While one might expect such data to match up naturally, scientific experiments rarely play out so nicely. “What absolutely stunned us is how well it worked,” said Russell. “When Davide Pisu showed me the analysis I nearly fell off my chair.”
Normally, phenotypes and transcriptional profiles are two characteristics that rarely come together in a perfect match, and this almost never happens from in vivo data.
This near perfect match up of bacterial fitness and transcriptional profiles revealed new nuances. “While our previous results identifying the resident alveolar macrophages (AM) as permissive and the blood monocyte-derived recruited macrophages (IM) as controlling Mtb infection was correct in a broad sense, we found, unsurprisingly, that this was an oversimplification,” said Russell.
There was variation even within these two different macrophage types: Some AM cells controlled Mtb growth while some IMs were allowing bacterial expansion. The team found that comparable subsets of immune cells were present in both human and mouse lung samples.
An additional step in the study was to look at whether the responses of AM and IM cells to Mtb were epigenetically controlled.

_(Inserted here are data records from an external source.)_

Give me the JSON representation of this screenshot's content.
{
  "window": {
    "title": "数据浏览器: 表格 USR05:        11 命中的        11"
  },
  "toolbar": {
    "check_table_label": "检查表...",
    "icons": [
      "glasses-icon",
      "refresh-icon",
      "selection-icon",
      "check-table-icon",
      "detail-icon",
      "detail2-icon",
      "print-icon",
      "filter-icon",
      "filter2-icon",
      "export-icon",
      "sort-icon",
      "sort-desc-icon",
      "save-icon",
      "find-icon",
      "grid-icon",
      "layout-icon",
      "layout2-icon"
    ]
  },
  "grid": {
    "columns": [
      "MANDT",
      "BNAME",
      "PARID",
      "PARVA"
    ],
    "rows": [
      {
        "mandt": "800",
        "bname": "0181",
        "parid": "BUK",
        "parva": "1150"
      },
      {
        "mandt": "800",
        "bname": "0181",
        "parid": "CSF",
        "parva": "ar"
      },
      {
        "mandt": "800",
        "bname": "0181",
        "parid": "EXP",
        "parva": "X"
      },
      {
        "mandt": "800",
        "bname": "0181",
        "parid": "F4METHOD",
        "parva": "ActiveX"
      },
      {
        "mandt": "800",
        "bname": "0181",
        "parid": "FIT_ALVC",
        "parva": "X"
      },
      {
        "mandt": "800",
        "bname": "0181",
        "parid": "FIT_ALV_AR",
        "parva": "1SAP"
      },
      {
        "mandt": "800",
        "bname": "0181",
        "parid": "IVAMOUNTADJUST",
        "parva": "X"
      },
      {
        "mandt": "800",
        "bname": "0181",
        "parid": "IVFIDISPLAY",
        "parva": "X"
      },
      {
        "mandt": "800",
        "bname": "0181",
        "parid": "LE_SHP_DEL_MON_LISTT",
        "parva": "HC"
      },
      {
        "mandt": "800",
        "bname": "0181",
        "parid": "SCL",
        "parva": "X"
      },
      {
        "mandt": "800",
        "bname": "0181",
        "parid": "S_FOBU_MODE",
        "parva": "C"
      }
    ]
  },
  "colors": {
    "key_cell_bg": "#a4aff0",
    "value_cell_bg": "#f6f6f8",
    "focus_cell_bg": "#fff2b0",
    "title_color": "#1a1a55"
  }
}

This could explain how two sets of macrophages respond divergently to the same immune milieu. Using ATAC-seq, which provides a read-out of a cell’s epigenetic landscape, they found that this was the case.
“The analysis showed that when these cells are exposed to Mtb or the vaccine strain (BCG) — through infection or vaccination, respectively — their epigenetic programming has a major influence over whether their response leads to disease control or progression,” said Russell.
Armed with this body of new information, the Russell lab plans to hit the ground running to identify novel therapeutics. “We’re going to begin by screening libraries of known epigenetic inhibitor compounds to see which ones might be useful in modifying the immune response,” said Russell.
If they do find promising compounds — ones that push macrophages towards an anti-Mtb behavior — they could potentially be used in combination with vaccines to assist a patient’s immune system in protecting against tuberculosis.
The finding now lays a foundation for much more powerful studies on how pathogens affect individual cells, allowing for a holistic examination of the system. “This is a roadmap that lets us look across an entire population of cells and see how a single perturbation impacts the cells across that population,” said Russell. “We can test for drug efficacy in in vivo infection without any preconceived limitation on how compounds may function.”
This approach is extremely flexible and could be used in the study of any intracellular pathogen, including viruses, and is readily applicable to any animal challenge model.